Ini Fakta Menarik di Balik Kucing Mendengkur
- 23 Jan 2026 17:18 WIB
- Mataram
RRI.CO.ID, Mataram - Kucing adalah hewan mamalia yang paling disukai oleh manusia, selain lucu tingkah polahnyapun sangat menggemaskan dan menghibur. Selain menggaruk kursi kebiasan kucing yang unik adalah mendengkur,suara dengkuran yang keluar dari kucing peliharaan sering kali dianggap sebagai tanda bahwa hewan tersebut sedang bahagia.
Namun, fenomena mendengkur pada kucing ternyata lebih kompleks dan menarik dari yang kamu kira. Para ahli mengungkapkan bahwa dengkuran bukan hanya soal ekspresi kenyamanan, tetapi juga memiliki banyak makna biologis dan bahkan manfaat kesehatan.
Dilansir dari Encyclopaedia Britannica, dengkuran dihasilkan oleh getaran unik yang terjadi ketika otot-otot di laring (kotak suara) bergerak sangat cepat selama hewan bernapas masuk dan keluar sebuah mekanisme yang berbeda dari suara mengeong biasa. Hal ini membuat kucing bisa menghasilkan suara purr kontinyu saat menghirup dan mengembuskan napas.

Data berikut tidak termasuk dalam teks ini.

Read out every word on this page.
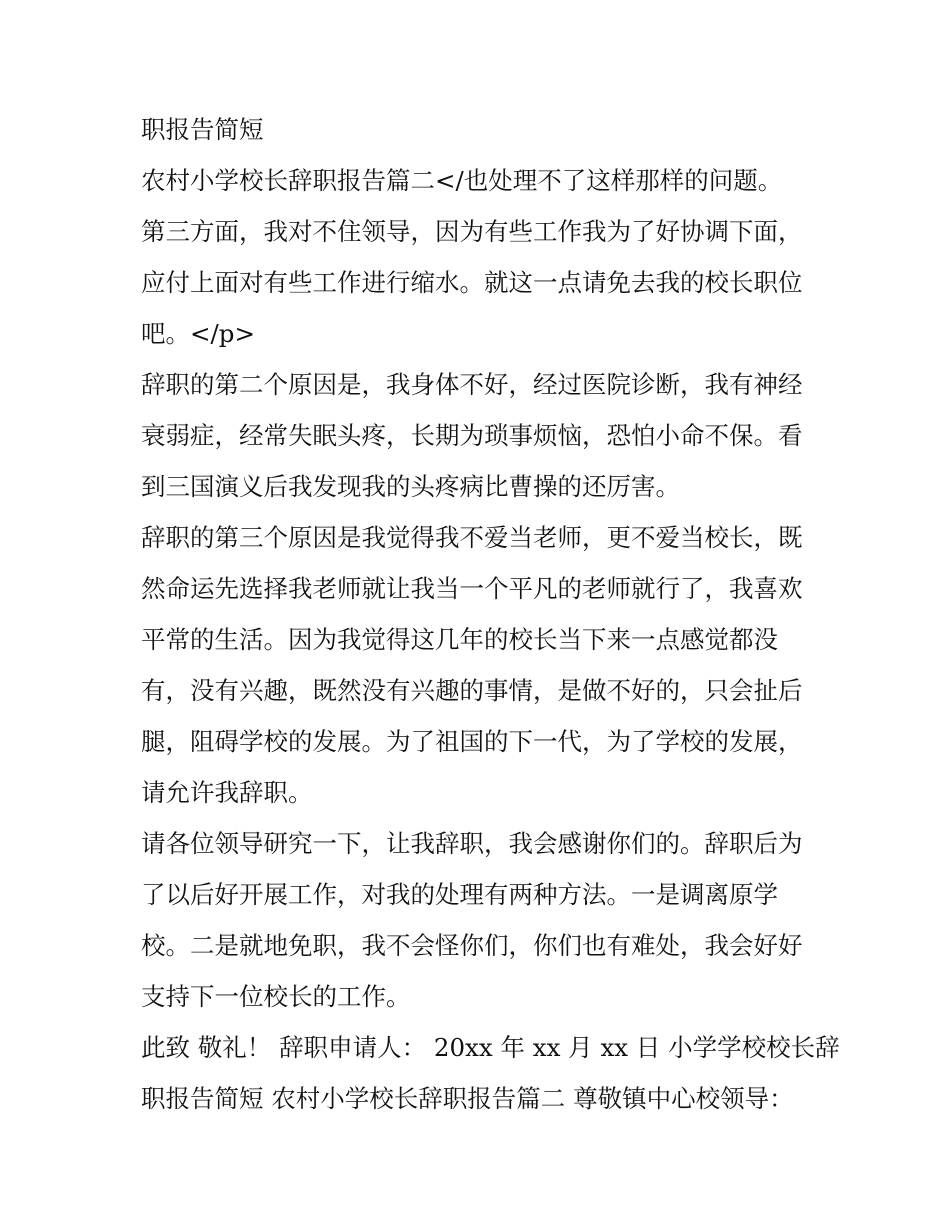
职报告简短
农村小学校长辞职报告篇二</也处理不了这样那样的问题。
第三方面，我对不住领导，因为有些工作我为了好协调下面，
应付上面对有些工作进行缩水。就这一点请免去我的校长职位
吧。</p>
辞职的第二个原因是，我身体不好，经过医院诊断，我有神经
衰弱症，经常失眠头疼，长期为琐事烦恼，恐怕小命不保。看
到三国演义后我发现我的头疼病比曹操的还厉害。
辞职的第三个原因是我觉得我不爱当老师，更不爱当校长，既
然命运先选择我老师就让我当一个平凡的老师就行了，我喜欢
平常的生活。因为我觉得这几年的校长当下来一点感觉都没
有，没有兴趣，既然没有兴趣的事情，是做不好的，只会扯后
腿，阻碍学校的发展。为了祖国的下一代，为了学校的发展，
请允许我辞职。
请各位领导研究一下，让我辞职，我会感谢你们的。辞职后为
了以后好开展工作，对我的处理有两种方法。一是调离原学
校。二是就地免职，我不会怪你们，你们也有难处，我会好好
支持下一位校长的工作。
此致 敬礼！ 辞职申请人： 20xx 年 xx 月 xx 日 小学学校校长辞
职报告简短 农村小学校长辞职报告篇二 尊敬镇中心校领导：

Mendengkur sering dikaitkan dengan perasaan nyaman atau bahagia ketika kucing disayang atau dipeluk. Namun penelitian menunjukkan kucing juga bisa mendengkur dalam konteks lain:
1. Komunikasi dan ikatan emosional
Anak kucing mulai mendengkur beberapa hari setelah lahir untuk mencari perhatian dan bantuan induknya.
2. Permintaan perhatian atau makanan
Kucing dapat menggunakan purr dengan frekuensi tertentu untuk menarik respons dari manusia, misalnya ketika lapar.
3. Mengurangi stres atau rasa sakit
Beberapa kucing menunjukkan dengkuran saat merasa cemas, sakit, atau bahkan dalam proses pemulihan. Ini dianggap sebagai mekanisme self-soothing atau menenangkan diri sendiri.
4. Ada Manfaat Terapi di Balik Suara Dengkuran
Yang paling mengejutkan, frekuensi dengkuran kucing sekitar 25 hingga 150 hertz berada dalam rentang yang telah dipelajari memiliki efek positif pada biologis tubuh. Beberapa ilmuwan menyatakan frekuensi ini dapat:
✔️ Meningkatkan regenerasi tulang dan jaringan
✔️ Membantu penyembuhan luka dan cedera
✔️ Menenangkan sistem saraf dan mengurangi stres pada manusia
Hal ini memunculkan istilah populer “purr therapy” terapi alami yang memberikan efek relaksasi dan bahkan kesehatan bagi pemilik kucing.
Meskipun banyak pemilik menyimpulkan bahwa kucing mendengkur berarti mereka sedang suka atau puas, kenyataannya itu hanya satu dari banyak alasan. Konteks di mana dengkuran terjadi seperti saat berada di klinik hewan, merasa takut, atau saat meminta sesuatu dari pemilik bisa memberikan petunjuk lebih jelas tentang apa yang sebenarnya dirasakan oleh kucing.
kesimpulanya adalah,Suara dengkuran kucing lebih dari sekadar “suara lucu” itu adalah bentuk komunikasi kompleks yang berakar pada evolusi, fisiologi, dan bahkan proses penyembuhan alami. Ini adalah salah satu alasan mengapa kucing bukan hanya hewan peliharaan tetapi teman terapeutik yang membawa manfaat emosional dan biologis bagi manusia.